A 1994 study by a Clemson University professor had 21 completely sober people perform field sobriety tests. The videotape was then shown to 14 police officers, who identified the sober subjects as too drunk to drive 46 percent of the time.

"I think the citizens have to remember that they're given their rights for a reason and that protection exists to protect the innocent," Bauer said. "If you're pulled over by a law enforcement officer, you should comply with request for officer safety and your own safety, but you don't have to provide any information to the officer that can be misused to prove you're guilty even when you're not."

OFF TO A GOOD START?

Hardly a week goes by in Beaufort County that a drug recognition expert isn't called in to work a case.

It's time-consuming work.

Building a strong drunken driving case takes about two hours from the time a car is pulled over. Building a case that the driver was on drugs takes nearly four.

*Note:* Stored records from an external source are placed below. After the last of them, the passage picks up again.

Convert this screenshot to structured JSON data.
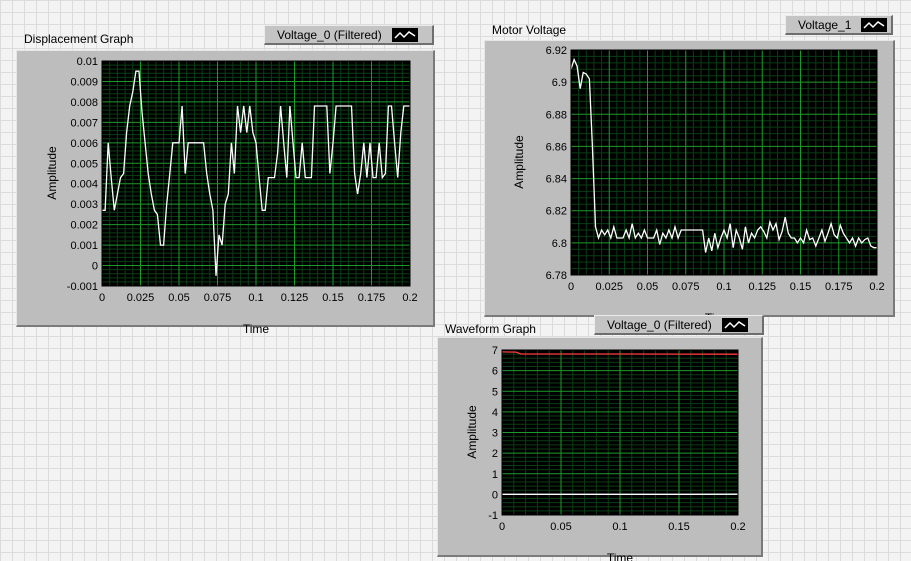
{
  "graphs": [
    {
      "id": "displacement",
      "title": "Displacement Graph",
      "legend_label": "Voltage_0 (Filtered)",
      "xlabel": "Time",
      "ylabel": "Amplitude",
      "xlim": [
        0,
        0.2
      ],
      "ylim": [
        -0.001,
        0.01
      ],
      "xticks": [
        "0",
        "0.025",
        "0.05",
        "0.075",
        "0.1",
        "0.125",
        "0.15",
        "0.175",
        "0.2"
      ],
      "yticks": [
        "-0.001",
        "0",
        "0.001",
        "0.002",
        "0.003",
        "0.004",
        "0.005",
        "0.006",
        "0.007",
        "0.008",
        "0.009",
        "0.01"
      ]
    },
    {
      "id": "motor",
      "title": "Motor Voltage",
      "legend_label": "Voltage_1",
      "xlabel": "Time",
      "ylabel": "Amplitude",
      "xlim": [
        0,
        0.2
      ],
      "ylim": [
        6.78,
        6.92
      ],
      "xticks": [
        "0",
        "0.025",
        "0.05",
        "0.075",
        "0.1",
        "0.125",
        "0.15",
        "0.175",
        "0.2"
      ],
      "yticks": [
        "6.78",
        "6.8",
        "6.82",
        "6.84",
        "6.86",
        "6.88",
        "6.9",
        "6.92"
      ]
    },
    {
      "id": "waveform",
      "title": "Waveform Graph",
      "legend_label": "Voltage_0 (Filtered)",
      "xlabel": "Time",
      "ylabel": "Amplitude",
      "xlim": [
        0,
        0.2
      ],
      "ylim": [
        -1,
        7
      ],
      "xticks": [
        "0",
        "0.05",
        "0.1",
        "0.15",
        "0.2"
      ],
      "yticks": [
        "-1",
        "0",
        "1",
        "2",
        "3",
        "4",
        "5",
        "6",
        "7"
      ]
    }
  ],
  "chart_data": [
    {
      "type": "line",
      "title": "Displacement Graph",
      "xlabel": "Time",
      "ylabel": "Amplitude",
      "xlim": [
        0,
        0.2
      ],
      "ylim": [
        -0.001,
        0.01
      ],
      "grid": true,
      "series": [
        {
          "name": "Voltage_0 (Filtered)",
          "color": "#ffffff",
          "x": [
            0,
            0.002,
            0.004,
            0.006,
            0.008,
            0.01,
            0.012,
            0.014,
            0.016,
            0.018,
            0.02,
            0.022,
            0.024,
            0.026,
            0.028,
            0.03,
            0.032,
            0.034,
            0.036,
            0.038,
            0.04,
            0.042,
            0.044,
            0.046,
            0.048,
            0.05,
            0.052,
            0.054,
            0.056,
            0.058,
            0.06,
            0.062,
            0.064,
            0.066,
            0.068,
            0.07,
            0.072,
            0.074,
            0.076,
            0.078,
            0.08,
            0.082,
            0.084,
            0.086,
            0.088,
            0.09,
            0.092,
            0.094,
            0.096,
            0.098,
            0.1,
            0.102,
            0.104,
            0.106,
            0.108,
            0.11,
            0.112,
            0.114,
            0.116,
            0.118,
            0.12,
            0.122,
            0.124,
            0.126,
            0.128,
            0.13,
            0.132,
            0.134,
            0.136,
            0.138,
            0.14,
            0.142,
            0.144,
            0.146,
            0.148,
            0.15,
            0.152,
            0.154,
            0.156,
            0.158,
            0.16,
            0.162,
            0.164,
            0.166,
            0.168,
            0.17,
            0.172,
            0.174,
            0.176,
            0.178,
            0.18,
            0.182,
            0.184,
            0.186,
            0.188,
            0.19,
            0.192,
            0.194,
            0.196,
            0.198,
            0.2
          ],
          "values": [
            0.0027,
            0.0027,
            0.006,
            0.0043,
            0.0027,
            0.0035,
            0.0043,
            0.0045,
            0.0065,
            0.0078,
            0.0085,
            0.0095,
            0.0095,
            0.0075,
            0.006,
            0.0045,
            0.0035,
            0.0027,
            0.0025,
            0.001,
            0.001,
            0.003,
            0.0045,
            0.006,
            0.006,
            0.006,
            0.0078,
            0.0045,
            0.006,
            0.006,
            0.006,
            0.006,
            0.006,
            0.006,
            0.0045,
            0.0035,
            0.0027,
            -0.0005,
            0.0015,
            0.001,
            0.003,
            0.0035,
            0.006,
            0.0045,
            0.0078,
            0.0065,
            0.0078,
            0.0065,
            0.0078,
            0.0065,
            0.006,
            0.0043,
            0.0027,
            0.0027,
            0.0043,
            0.0043,
            0.0043,
            0.0055,
            0.0078,
            0.006,
            0.0043,
            0.0078,
            0.006,
            0.0043,
            0.0043,
            0.006,
            0.0043,
            0.0043,
            0.0043,
            0.0078,
            0.0078,
            0.0078,
            0.0078,
            0.0078,
            0.0045,
            0.006,
            0.0078,
            0.0078,
            0.0078,
            0.0078,
            0.0078,
            0.0078,
            0.0045,
            0.0035,
            0.0045,
            0.006,
            0.0043,
            0.006,
            0.0043,
            0.0043,
            0.006,
            0.0043,
            0.0045,
            0.0078,
            0.0078,
            0.006,
            0.0043,
            0.0065,
            0.0078,
            0.0078,
            0.0078
          ]
        }
      ]
    },
    {
      "type": "line",
      "title": "Motor Voltage",
      "xlabel": "Time",
      "ylabel": "Amplitude",
      "xlim": [
        0,
        0.2
      ],
      "ylim": [
        6.78,
        6.92
      ],
      "grid": true,
      "series": [
        {
          "name": "Voltage_1",
          "color": "#ffffff",
          "x": [
            0,
            0.002,
            0.004,
            0.006,
            0.008,
            0.01,
            0.012,
            0.014,
            0.016,
            0.018,
            0.02,
            0.022,
            0.024,
            0.026,
            0.028,
            0.03,
            0.032,
            0.034,
            0.036,
            0.038,
            0.04,
            0.042,
            0.044,
            0.046,
            0.048,
            0.05,
            0.052,
            0.054,
            0.056,
            0.058,
            0.06,
            0.062,
            0.064,
            0.066,
            0.068,
            0.07,
            0.072,
            0.074,
            0.076,
            0.078,
            0.08,
            0.082,
            0.084,
            0.086,
            0.088,
            0.09,
            0.092,
            0.094,
            0.096,
            0.098,
            0.1,
            0.102,
            0.104,
            0.106,
            0.108,
            0.11,
            0.112,
            0.114,
            0.116,
            0.118,
            0.12,
            0.122,
            0.124,
            0.126,
            0.128,
            0.13,
            0.132,
            0.134,
            0.136,
            0.138,
            0.14,
            0.142,
            0.144,
            0.146,
            0.148,
            0.15,
            0.152,
            0.154,
            0.156,
            0.158,
            0.16,
            0.162,
            0.164,
            0.166,
            0.168,
            0.17,
            0.172,
            0.174,
            0.176,
            0.178,
            0.18,
            0.182,
            0.184,
            0.186,
            0.188,
            0.19,
            0.192,
            0.194,
            0.196,
            0.198,
            0.2
          ],
          "values": [
            6.908,
            6.914,
            6.91,
            6.896,
            6.906,
            6.905,
            6.902,
            6.86,
            6.81,
            6.803,
            6.808,
            6.805,
            6.808,
            6.803,
            6.81,
            6.803,
            6.803,
            6.803,
            6.808,
            6.803,
            6.812,
            6.803,
            6.806,
            6.803,
            6.808,
            6.803,
            6.803,
            6.803,
            6.808,
            6.799,
            6.806,
            6.803,
            6.808,
            6.803,
            6.81,
            6.803,
            6.808,
            6.808,
            6.808,
            6.808,
            6.808,
            6.808,
            6.808,
            6.808,
            6.794,
            6.803,
            6.795,
            6.806,
            6.797,
            6.803,
            6.808,
            6.803,
            6.812,
            6.797,
            6.808,
            6.803,
            6.796,
            6.81,
            6.8,
            6.806,
            6.803,
            6.808,
            6.81,
            6.807,
            6.803,
            6.813,
            6.808,
            6.812,
            6.802,
            6.807,
            6.816,
            6.806,
            6.803,
            6.803,
            6.8,
            6.803,
            6.8,
            6.808,
            6.802,
            6.803,
            6.798,
            6.803,
            6.808,
            6.801,
            6.806,
            6.812,
            6.805,
            6.803,
            6.811,
            6.806,
            6.803,
            6.8,
            6.803,
            6.798,
            6.803,
            6.8,
            6.802,
            6.803,
            6.798,
            6.797,
            6.797
          ]
        }
      ]
    },
    {
      "type": "line",
      "title": "Waveform Graph",
      "xlabel": "Time",
      "ylabel": "Amplitude",
      "xlim": [
        0,
        0.2
      ],
      "ylim": [
        -1,
        7
      ],
      "grid": true,
      "series": [
        {
          "name": "Voltage_0 (Filtered)",
          "color": "#ffffff",
          "x": [
            0,
            0.05,
            0.1,
            0.15,
            0.2
          ],
          "values": [
            0.005,
            0.006,
            0.006,
            0.006,
            0.0078
          ]
        },
        {
          "color": "#ff3b3b",
          "x": [
            0,
            0.012,
            0.016,
            0.05,
            0.1,
            0.15,
            0.2
          ],
          "values": [
            6.91,
            6.9,
            6.808,
            6.806,
            6.805,
            6.803,
            6.797
          ]
        }
      ]
    }
  ],
  "colors": {
    "plot_background": "#000000",
    "grid_major": "#1c9a2a",
    "grid_minor": "#0b3d14",
    "trace_primary": "#ffffff",
    "trace_secondary": "#ff3b3b",
    "frame": "#bdbdbd"
  },
  "icons": {
    "legend_swatch": "line-plot-icon"
  }
}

The officers work on a rotation so they don't get burned out or get rousted out of bed at 3 a.m. too often.

"The program's definitely in its infancy (locally), but we're getting off on the right foot," Lewis said.

He believes he's directly saved one life already.

In April, police pulled over a 23-year-old Beaufort man. Officers allegedly found a half-full bottle of Xanax in the vehicle, a prescription that had been filled just two days earlier.

Lewis then administered the drug examination.

Early on, he noticed the suspect's pulse was unusually high, a sign someone on depressants is overdosing. The officer immediately stopped the test and rushed the man to the hospital.

At the hospital, it was determined he had taken 32 of the pills over the previous 24 hours, Lewis said.

"If (Lewis) hadn't taken him to the hospital," Kopenhaver said, "there was a real possibility we would have seen his name in the newspaper -- on the back page."